Bare shelves. Closed stores. Self-isolation. It sounds like the start of a scary movie, but as you and I both know, in 2020 it just means one thing: COVID-19.
As America puts life on hold, here are three things to be grateful for:
- More time with your family. Schools are closing, and businesses are converting many employees to temporary work-from-home arrangements. This is a great opportunity to invest in quality time with your family that you might not otherwise get! If you’re wondering how to make school work for your newly-homeschool kiddos, check out these resources.
- We don’t live in a country with government-run health care. Some politicians, such as presidential candidate Bernie Sanders, are using COVID-19 as an opportunity to call for government-run health care. But in countries that have these systems, the virus may reveal underlying problems.Take the UK, for example, where the National Health Service has cancelled all elective (non-urgent) operations, in order to free up hospital beds. While some US hospitals are beginning to take similar approaches, this is a more unusual measure in our country and reveals how seriously we are taking the virus. In the UK, this is commonplace: the government has cancelled tens of thousands of operations in a single flu season.Meanwhile, in Italy, the government recently began making tough calls: who gets treatment, and who doesn’t? In a close call, the person with the longer life-expectancy will win out. This could mean denying care to those who are especially sick, elderly, or weak. Yet this is not what we are called to do as Christians: Scripture commands us to “defend” the cause of the weak (Psalm 82:3).News reports reveal that part of Italy’s rationing comes down to a lack of equipment, including ventilators that are critical in treating COVID-19. This is unsurprising for a government-run system: such systems often have fewer medical devices on hand in comparison with our own system. For example, while the US has around 170,000 ventilators available, the UK has only 5,000. Putting that in perspective, the US has just over 1 ventilator per 2,000 people, while the UK has just less than 1 ventilator per 13,000 people.
You may hear we still don’t have enough capacity. That’s why we can be grateful for the precautions our officials have already taken. Self-isolation is a chance not only to protect ourselves from illness, but to limit the impact on the health system, and – importantly – to protect those most susceptible to the virus.

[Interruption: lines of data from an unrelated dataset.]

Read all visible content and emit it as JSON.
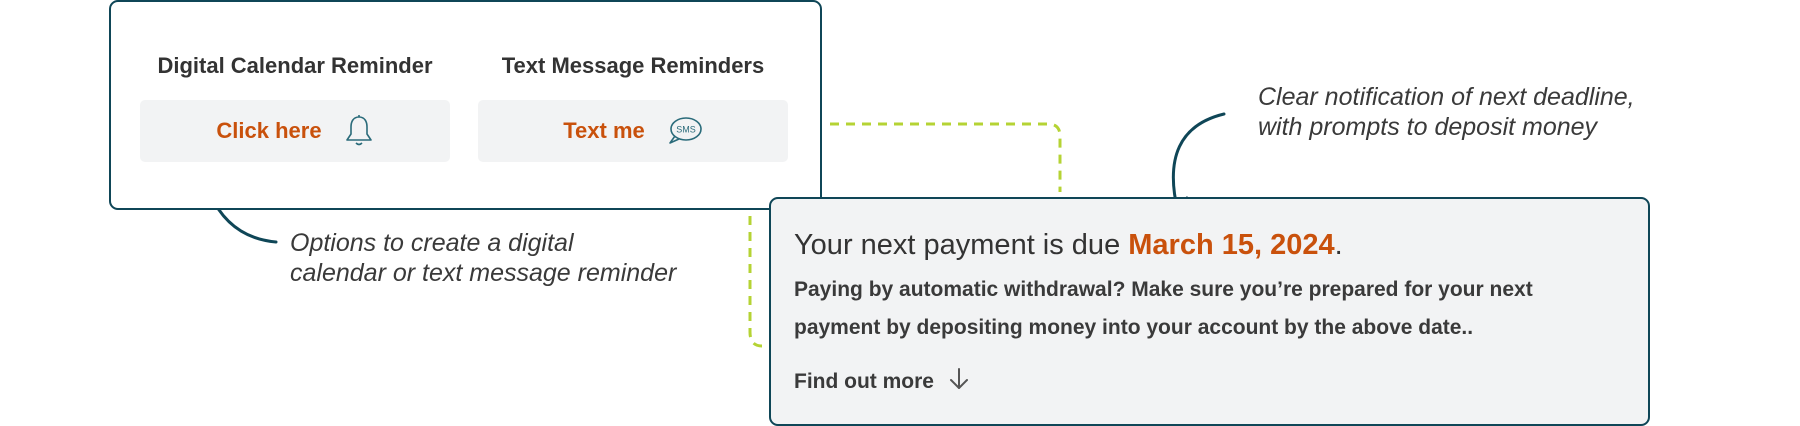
{
  "reminders": {
    "calendar": {
      "title": "Digital Calendar Reminder",
      "button_label": "Click here",
      "icon": "bell-icon"
    },
    "text": {
      "title": "Text Message Reminders",
      "button_label": "Text me",
      "icon": "sms-bubble-icon",
      "icon_text": "SMS"
    }
  },
  "payment": {
    "heading_prefix": "Your next payment is due ",
    "due_date": "March 15, 2024",
    "heading_suffix": ".",
    "body_line1": "Paying by automatic withdrawal? Make sure you’re prepared for your next",
    "body_line2": "payment by depositing money into your account by the above date..",
    "find_more_label": "Find out more",
    "find_more_icon": "arrow-down-icon"
  },
  "annotations": {
    "reminder_note_line1": "Options to create a digital",
    "reminder_note_line2": "calendar or text message reminder",
    "deadline_note_line1": "Clear notification of next deadline,",
    "deadline_note_line2": "with prompts to deposit money"
  },
  "colors": {
    "accent_orange": "#c9510c",
    "border_teal": "#0f4657",
    "connector_green": "#b5d334",
    "card_gray": "#f2f3f4"
  }
}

- We serve a good God. At a time that may feel uncertain, we can be grateful that we serve a God who is in control at all times and who works all things together for the good of those who love Him, and are called according to His purpose. We can rejoice in His goodness, pray for wisdom for those in authority, and defend the weakest in our community by following health guidelines. Rather than being a time to fear, this is a time to celebrate the opportunity to love our neighbors as ourselves, and to rest in God’s goodness.